In order to read the system Load-average, we use icinga2 plugin and monitor the value of load average for each one, five, and fifteen minutes. Also, we resize threshold values to take the numbers of CPU.

  load_wload1  = processor_vcpus * 1.5
  load_cload1  = processor_vcpus * 2.5

  load_wload5  = processor_vcpus * 1.25
  load_cload5  = processor_vcpus * 2.25


  load_wload15 = processor_vcpus
  load_cload15 = processor_vcpus * 2

1.3 Free RAM

In order to read freeable memory we use file /proc/meminfo and apply this thresholds.


memory_warning_threshold = 10
memory_critical_threshold = 5

1.4 Free space in HD

For reading freeable memory we use the icinga2 plugin and apply this threshold.
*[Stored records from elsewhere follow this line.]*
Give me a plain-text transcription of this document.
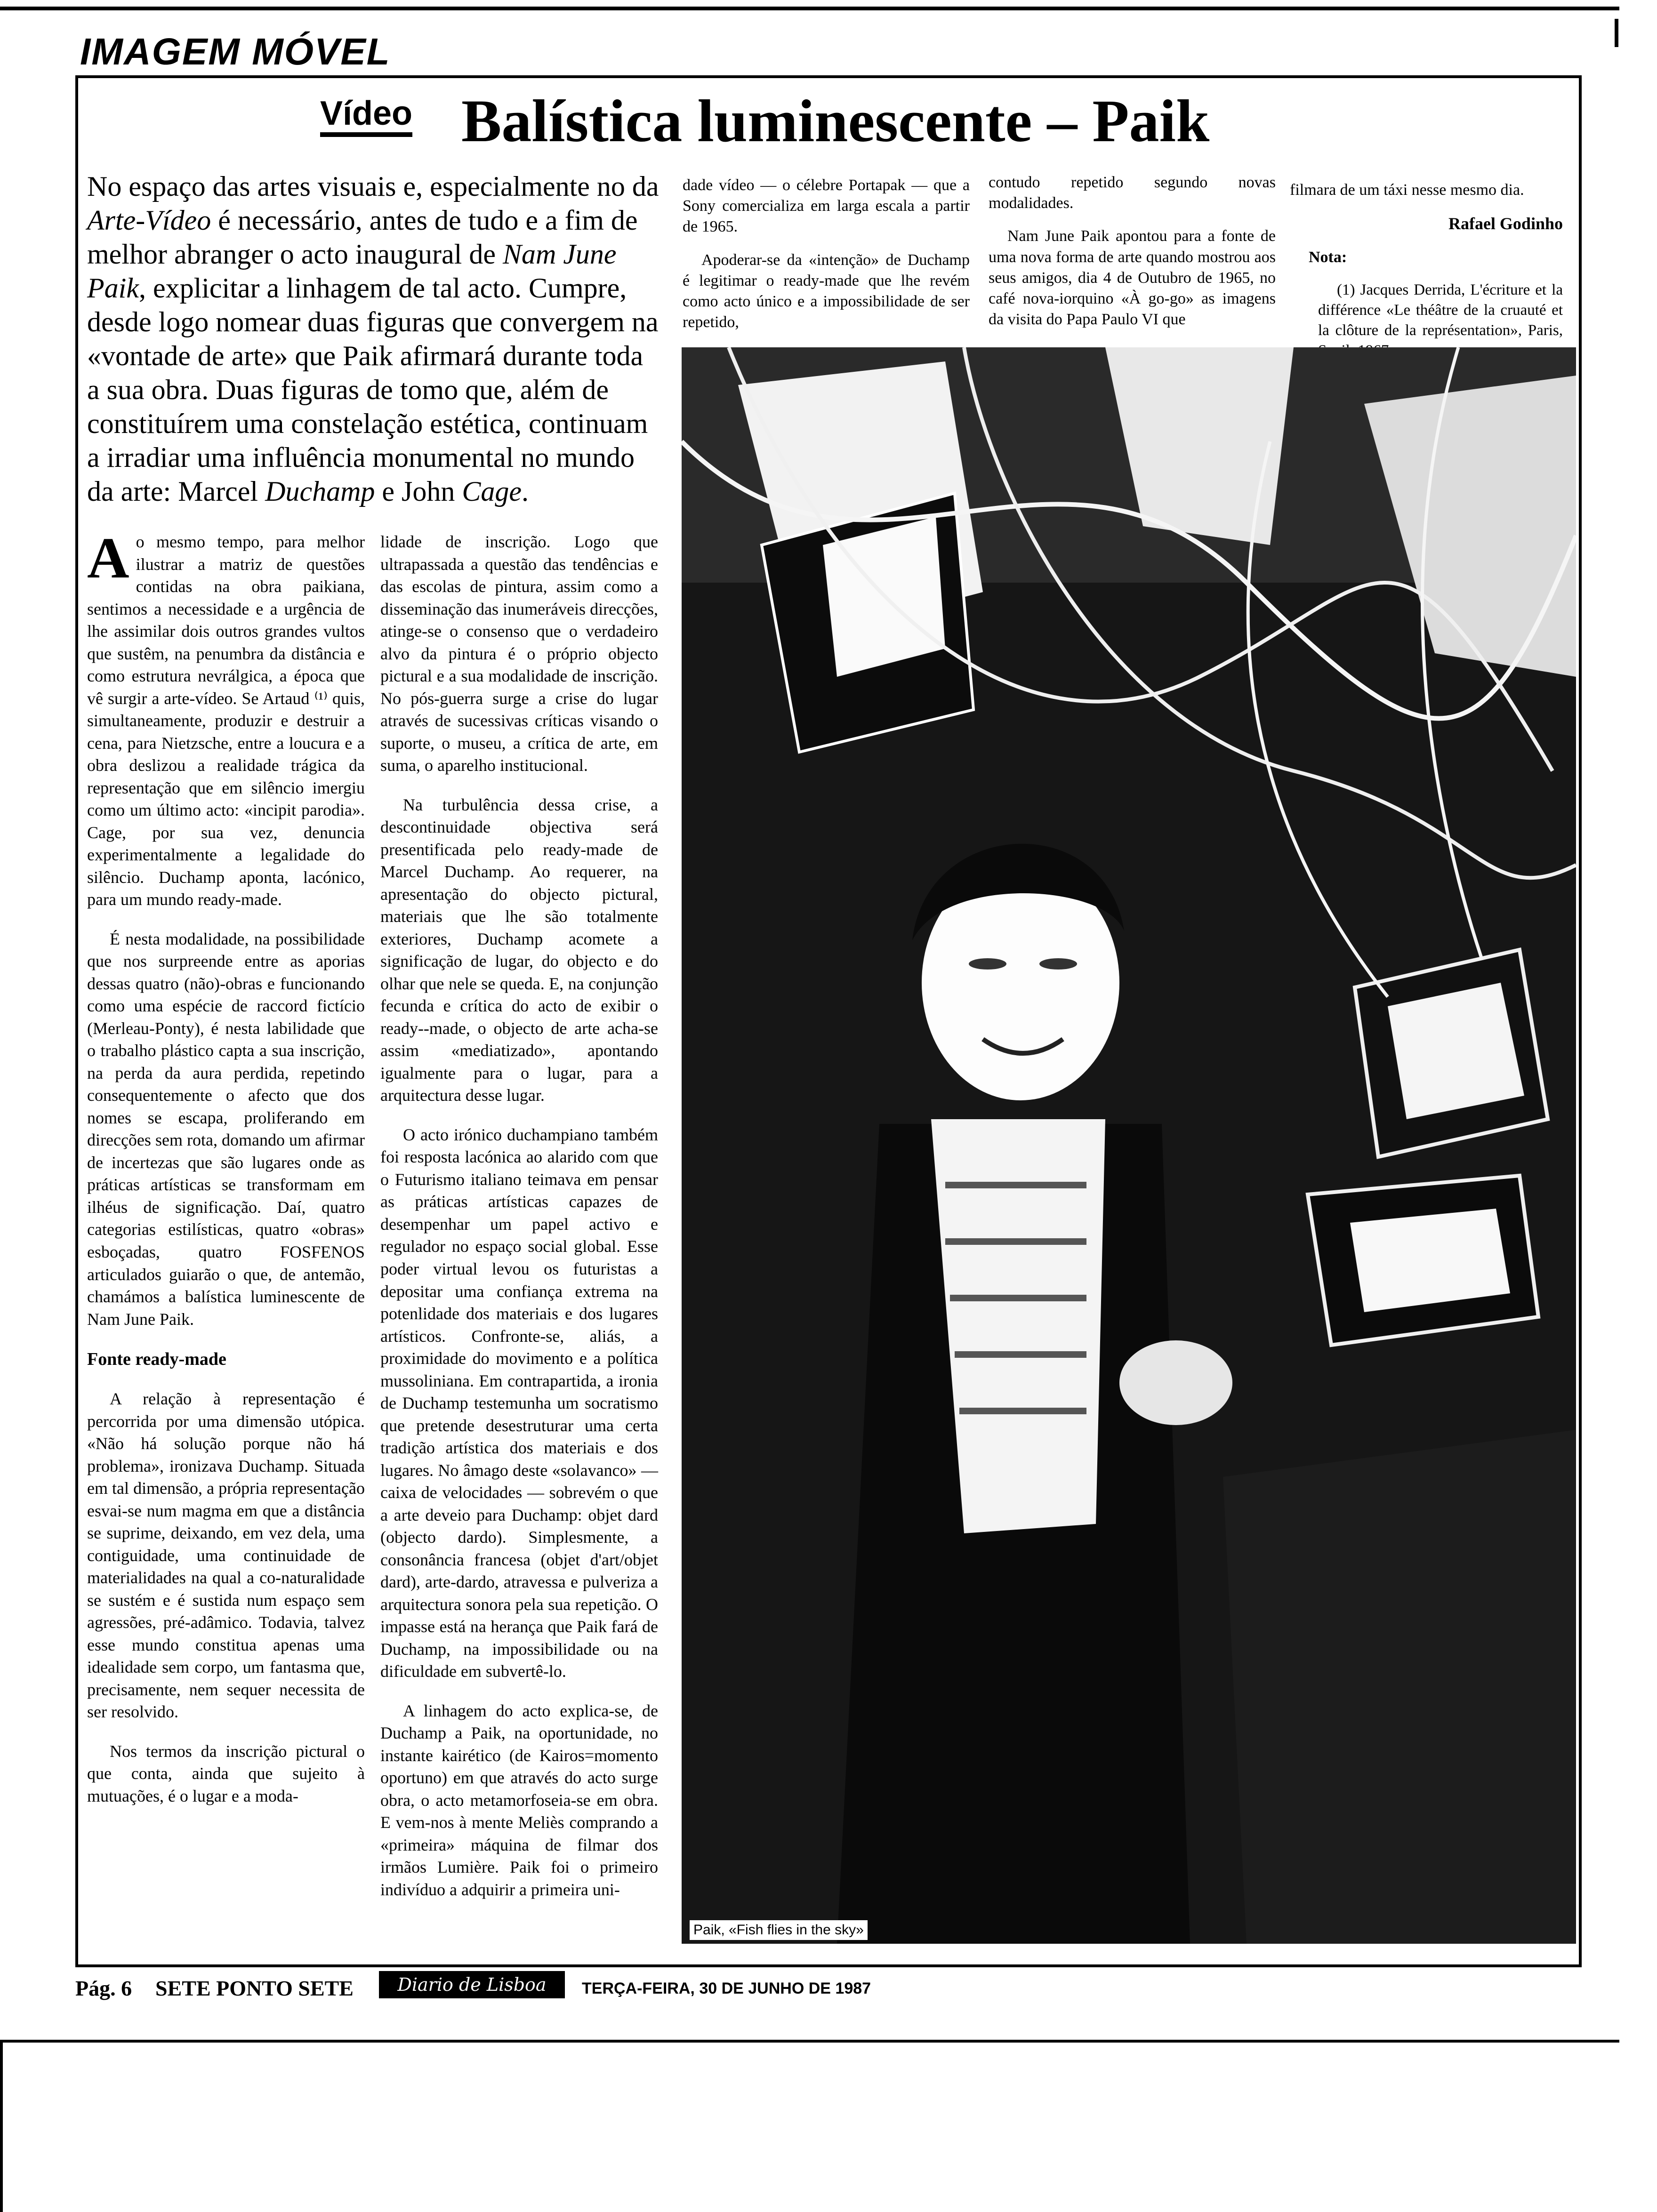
IMAGEM MÓVEL
Vídeo Balística luminescente – Paik
No espaço das artes visuais e, especialmente no da Arte-Vídeo é necessário, antes de tudo e a fim de melhor abranger o acto inaugural de Nam June Paik, explicitar a linhagem de tal acto. Cumpre, desde logo nomear duas figuras que convergem na «vontade de arte» que Paik afirmará durante toda a sua obra. Duas figuras de tomo que, além de constituírem uma constelação estética, continuam a irradiar uma influência monumental no mundo da arte: Marcel Duchamp e John Cage.

Ao mesmo tempo, para melhor ilustrar a matriz de questões contidas na obra paikiana, sentimos a necessidade e a urgência de lhe assimilar dois outros grandes vultos que sustêm, na penumbra da distância e como estrutura nevrálgica, a época que vê surgir a arte-vídeo. Se Artaud ⁽¹⁾ quis, simultaneamente, produzir e destruir a cena, para Nietzsche, entre a loucura e a obra deslizou a realidade trágica da representação que em silêncio imergiu como um último acto: «incipit parodia». Cage, por sua vez, denuncia experimentalmente a legalidade do silêncio. Duchamp aponta, lacónico, para um mundo ready-made.

É nesta modalidade, na possibilidade que nos surpreende entre as aporias dessas quatro (não)-obras e funcionando como uma espécie de raccord fictício (Merleau-Ponty), é nesta labilidade que o trabalho plástico capta a sua inscrição, na perda da aura perdida, repetindo consequentemente o afecto que dos nomes se escapa, proliferando em direcções sem rota, domando um afirmar de incertezas que são lugares onde as práticas artísticas se transformam em ilhéus de significação. Daí, quatro categorias estilísticas, quatro «obras» esboçadas, quatro FOSFENOS articulados guiarão o que, de antemão, chamámos a balística luminescente de Nam June Paik.

Fonte ready-made

A relação à representação é percorrida por uma dimensão utópica. «Não há solução porque não há problema», ironizava Duchamp. Situada em tal dimensão, a própria representação esvai-se num magma em que a distância se suprime, deixando, em vez dela, uma contiguidade, uma continuidade de materialidades na qual a co-naturalidade se sustém e é sustida num espaço sem agressões, pré-adâmico. Todavia, talvez esse mundo constitua apenas uma idealidade sem corpo, um fantasma que, precisamente, nem sequer necessita de ser resolvido.

Nos termos da inscrição pictural o que conta, ainda que sujeito à mutuações, é o lugar e a moda-

lidade de inscrição. Logo que ultrapassada a questão das tendências e das escolas de pintura, assim como a disseminação das inumeráveis direcções, atinge-se o consenso que o verdadeiro alvo da pintura é o próprio objecto pictural e a sua modalidade de inscrição. No pós-guerra surge a crise do lugar através de sucessivas críticas visando o suporte, o museu, a crítica de arte, em suma, o aparelho institucional.

Na turbulência dessa crise, a descontinuidade objectiva será presentificada pelo ready-made de Marcel Duchamp. Ao requerer, na apresentação do objecto pictural, materiais que lhe são totalmente exteriores, Duchamp acomete a significação de lugar, do objecto e do olhar que nele se queda. E, na conjunção fecunda e crítica do acto de exibir o ready--made, o objecto de arte acha-se assim «mediatizado», apontando igualmente para o lugar, para a arquitectura desse lugar.

O acto irónico duchampiano também foi resposta lacónica ao alarido com que o Futurismo italiano teimava em pensar as práticas artísticas capazes de desempenhar um papel activo e regulador no espaço social global. Esse poder virtual levou os futuristas a depositar uma confiança extrema na potenlidade dos materiais e dos lugares artísticos. Confronte-se, aliás, a proximidade do movimento e a política mussoliniana. Em contrapartida, a ironia de Duchamp testemunha um socratismo que pretende desestruturar uma certa tradição artística dos materiais e dos lugares. No âmago deste «solavanco» — caixa de velocidades — sobrevém o que a arte deveio para Duchamp: objet dard (objecto dardo). Simplesmente, a consonância francesa (objet d'art/objet dard), arte-dardo, atravessa e pulveriza a arquitectura sonora pela sua repetição. O impasse está na herança que Paik fará de Duchamp, na impossibilidade ou na dificuldade em subvertê-lo.

A linhagem do acto explica-se, de Duchamp a Paik, na oportunidade, no instante kairético (de Kairos=momento oportuno) em que através do acto surge obra, o acto metamorfoseia-se em obra. E vem-nos à mente Meliès comprando a «primeira» máquina de filmar dos irmãos Lumière. Paik foi o primeiro indivíduo a adquirir a primeira uni-

dade vídeo — o célebre Portapak — que a Sony comercializa em larga escala a partir de 1965.

Apoderar-se da «intenção» de Duchamp é legitimar o ready-made que lhe revém como acto único e a impossibilidade de ser repetido,

contudo repetido segundo novas modalidades.

Nam June Paik apontou para a fonte de uma nova forma de arte quando mostrou aos seus amigos, dia 4 de Outubro de 1965, no café nova-iorquino «À go-go» as imagens da visita do Papa Paulo VI que

filmara de um táxi nesse mesmo dia.

Rafael Godinho

Nota:

(1) Jacques Derrida, L'écriture et la différence «Le théâtre de la cruauté et la clôture de la représentation», Paris,

Paik, «Fish flies in the sky»
Pág. 6 SETE PONTO SETE	Diario de Lisboa	TERÇA-FEIRA, 30 DE JUNHO DE 1987
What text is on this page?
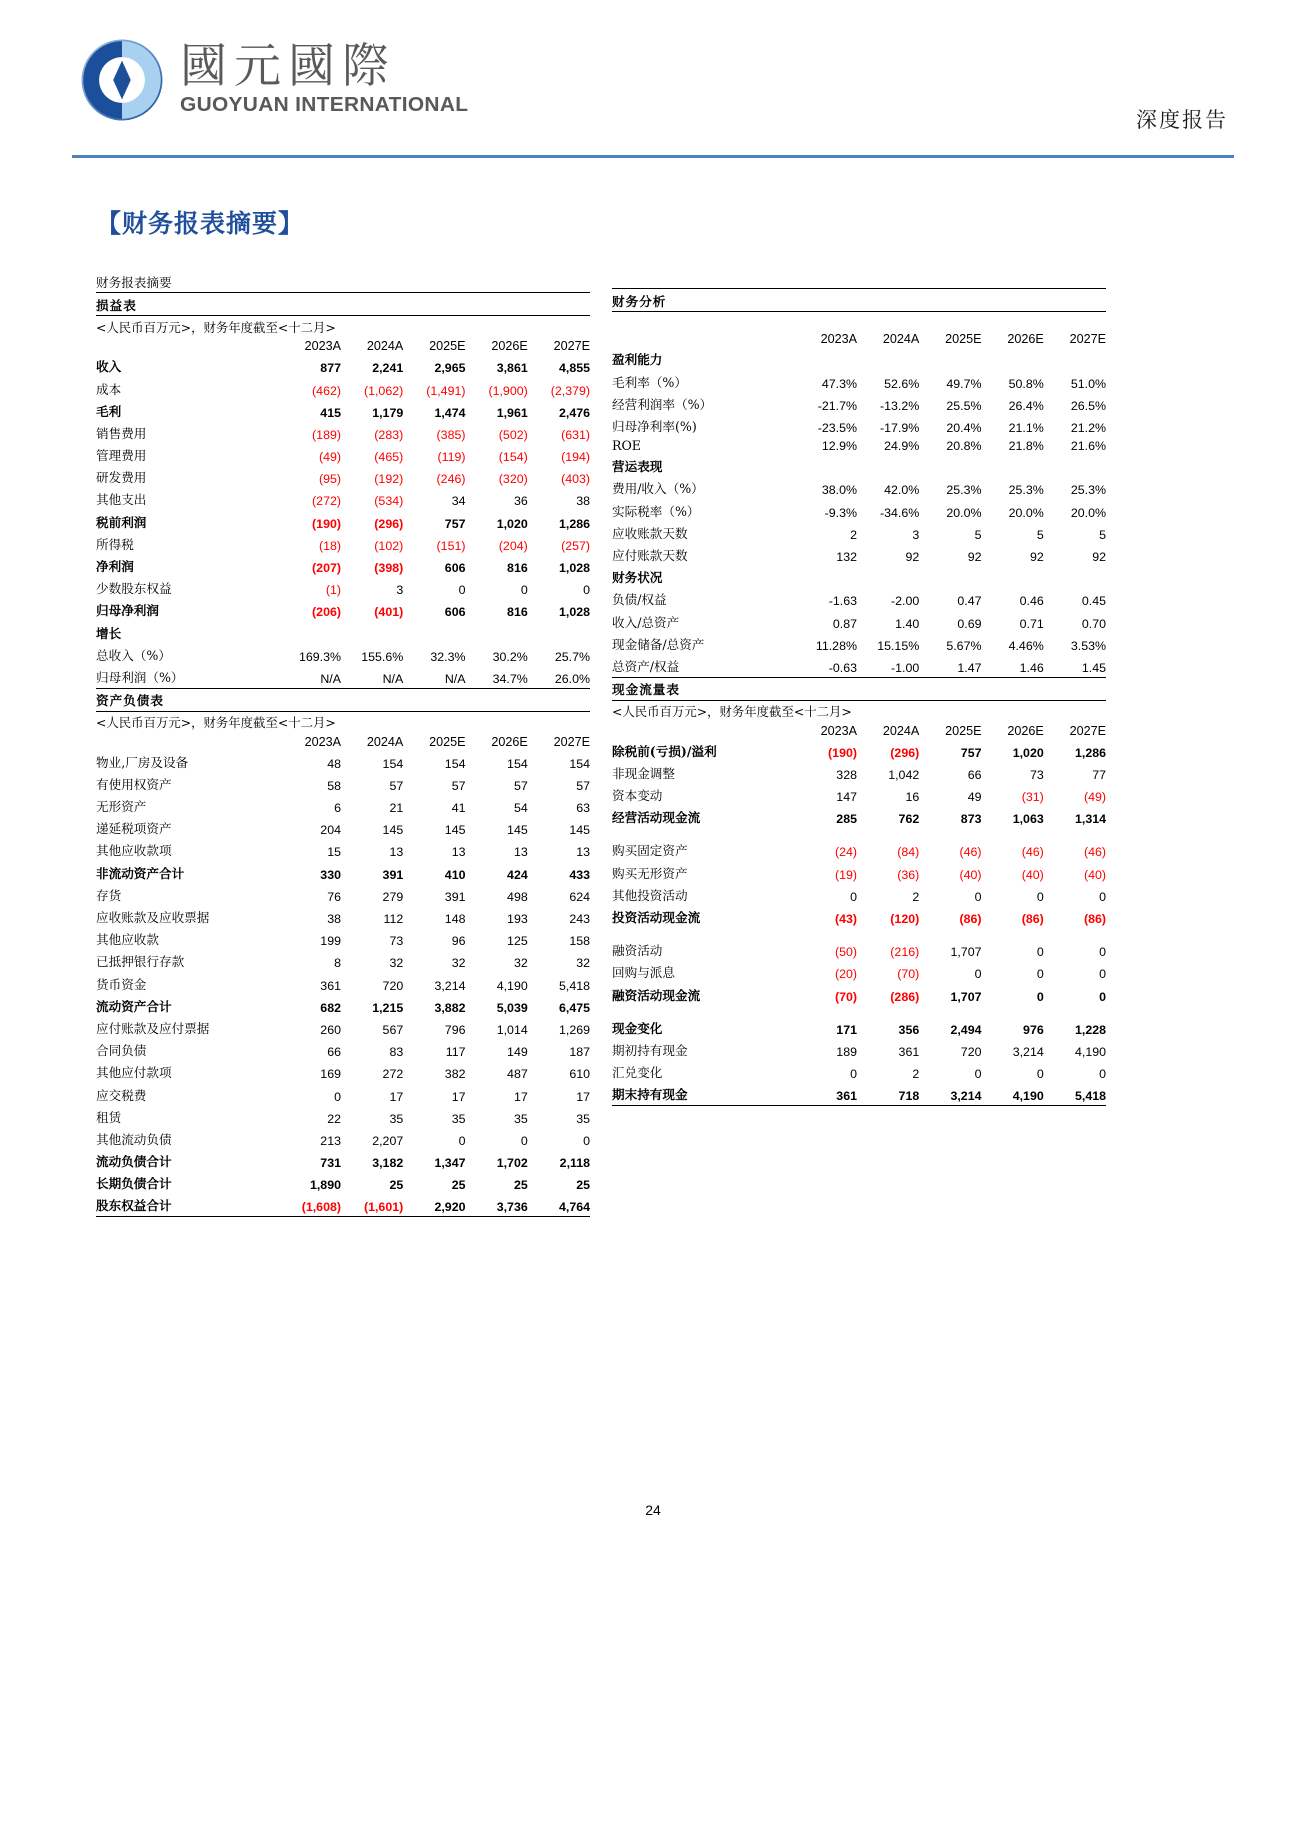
國元國際
GUOYUAN INTERNATIONAL
深度报告
【财务报表摘要】
财务报表摘要					
损益表					
<人民币百万元>，财务年度截至<十二月>					
	2023A	2024A	2025E	2026E	2027E
收入	877	2,241	2,965	3,861	4,855
成本	(462)	(1,062)	(1,491)	(1,900)	(2,379)
毛利	415	1,179	1,474	1,961	2,476
销售费用	(189)	(283)	(385)	(502)	(631)
管理费用	(49)	(465)	(119)	(154)	(194)
研发费用	(95)	(192)	(246)	(320)	(403)
其他支出	(272)	(534)	34	36	38
税前利润	(190)	(296)	757	1,020	1,286
所得税	(18)	(102)	(151)	(204)	(257)
净利润	(207)	(398)	606	816	1,028
少数股东权益	(1)	3	0	0	0
归母净利润	(206)	(401)	606	816	1,028
增长					
总收入（%）	169.3%	155.6%	32.3%	30.2%	25.7%
归母利润（%）	N/A	N/A	N/A	34.7%	26.0%
资产负债表					
<人民币百万元>，财务年度截至<十二月>					
	2023A	2024A	2025E	2026E	2027E
物业,厂房及设备	48	154	154	154	154
有使用权资产	58	57	57	57	57
无形资产	6	21	41	54	63
递延税项资产	204	145	145	145	145
其他应收款项	15	13	13	13	13
非流动资产合计	330	391	410	424	433
存货	76	279	391	498	624
应收账款及应收票据	38	112	148	193	243
其他应收款	199	73	96	125	158
已抵押银行存款	8	32	32	32	32
货币资金	361	720	3,214	4,190	5,418
流动资产合计	682	1,215	3,882	5,039	6,475
应付账款及应付票据	260	567	796	1,014	1,269
合同负债	66	83	117	149	187
其他应付款项	169	272	382	487	610
应交税费	0	17	17	17	17
租赁	22	35	35	35	35
其他流动负债	213	2,207	0	0	0
流动负债合计	731	3,182	1,347	1,702	2,118
长期负债合计	1,890	25	25	25	25
股东权益合计	(1,608)	(1,601)	2,920	3,736	4,764

财务分析					

	2023A	2024A	2025E	2026E	2027E
盈利能力					
毛利率（%）	47.3%	52.6%	49.7%	50.8%	51.0%
经营利润率（%）	-21.7%	-13.2%	25.5%	26.4%	26.5%
归母净利率(%)	-23.5%	-17.9%	20.4%	21.1%	21.2%
ROE	12.9%	24.9%	20.8%	21.8%	21.6%
营运表现					
费用/收入（%）	38.0%	42.0%	25.3%	25.3%	25.3%
实际税率（%）	-9.3%	-34.6%	20.0%	20.0%	20.0%
应收账款天数	2	3	5	5	5
应付账款天数	132	92	92	92	92
财务状况					
负债/权益	-1.63	-2.00	0.47	0.46	0.45
收入/总资产	0.87	1.40	0.69	0.71	0.70
现金储备/总资产	11.28%	15.15%	5.67%	4.46%	3.53%
总资产/权益	-0.63	-1.00	1.47	1.46	1.45
现金流量表					
<人民币百万元>，财务年度截至<十二月>					
	2023A	2024A	2025E	2026E	2027E
除税前(亏损)/溢利	(190)	(296)	757	1,020	1,286
非现金调整	328	1,042	66	73	77
资本变动	147	16	49	(31)	(49)
经营活动现金流	285	762	873	1,063	1,314

购买固定资产	(24)	(84)	(46)	(46)	(46)
购买无形资产	(19)	(36)	(40)	(40)	(40)
其他投资活动	0	2	0	0	0
投资活动现金流	(43)	(120)	(86)	(86)	(86)

融资活动	(50)	(216)	1,707	0	0
回购与派息	(20)	(70)	0	0	0
融资活动现金流	(70)	(286)	1,707	0	0

现金变化	171	356	2,494	976	1,228
期初持有现金	189	361	720	3,214	4,190
汇兑变化	0	2	0	0	0
期末持有现金	361	718	3,214	4,190	5,418
24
The zequenze system are installed into /opt/zequenze so is necessary monitoring this directory


memory_warning_threshold = 10
memory_warning_threshold = 5

2.1 NGINX

NGINX status can be monitored with the following Curl request

curl  http://127.0.0.1/nginx_status/

Active connections: 30 
server accepts handled requests
 2590 2590 15578 
Reading: 0 Writing: 1 Waiting: 29

3.1 Application Status

Application status can be monitored with the following http request in order to get information about ping, chache, database and locmem.


curl 127.0.0.1:8000/status/

 {
   "ping":{
      "code":200,
      "status":"Ok",
      "time":0
   },
   "caches":{
      "default":{
         "code":200,
         "status":"Ok",
         "time":0.003637,
         "time_set":0.001012,
         "time_get":0.00225,
         "time_del":0.000375
      },
      "locmem":{
         "code":200,
         "status":"Ok",
         "time":0.000135,
         "time_set":5.5e-05,
         "time_get":7e-05,
         "time_del":1e-05
      }
   },
   "database":{
      "default":{
         "code":200,
         "status":"Ok",
         "time":0.003241
      },
      "replica1":{
         "code":200,
         "status":"Ok",
         "time":0.003045
      }
   }
}

3.2 Nagios format

Application status can be monitored with the following http request and formatter output with the nagios format plugin.


curl http://127.0.0.1:8000/status/?tests=threads&format=nagios

{
   "threads":{
      "code":200,
      "status":"Ok",
      "count":8
   }
}

4. AWS - RDS Metrics

AWS Cloudwatch API can be used to gather information on RDS. Follows the metrics and default thresholds for each RDS instances

4.1 CPU Utilization

warning = "75"
critical = "85"

4.2 Freeable Memory

(NEED TO REVIEW, IT SHOULD BE A % OF THE TOTAL NOT AN ABSOLUTE VALUE)

warning = "500000000"
critical = "100000000"

4.3 Database Connections

(NEED TO REVIEW, IT SHOULD BE A % OF THE TOTAL NOT AN ABSOLUTE VALUE)

warning = "1800"
critical = "2200"

4.4 Queries

(NEED TO REVIEW, IT SHOULD BE A % OF THE TOTAL NOT AN ABSOLUTE VALUE)

warning = "2900"
critical = "3500"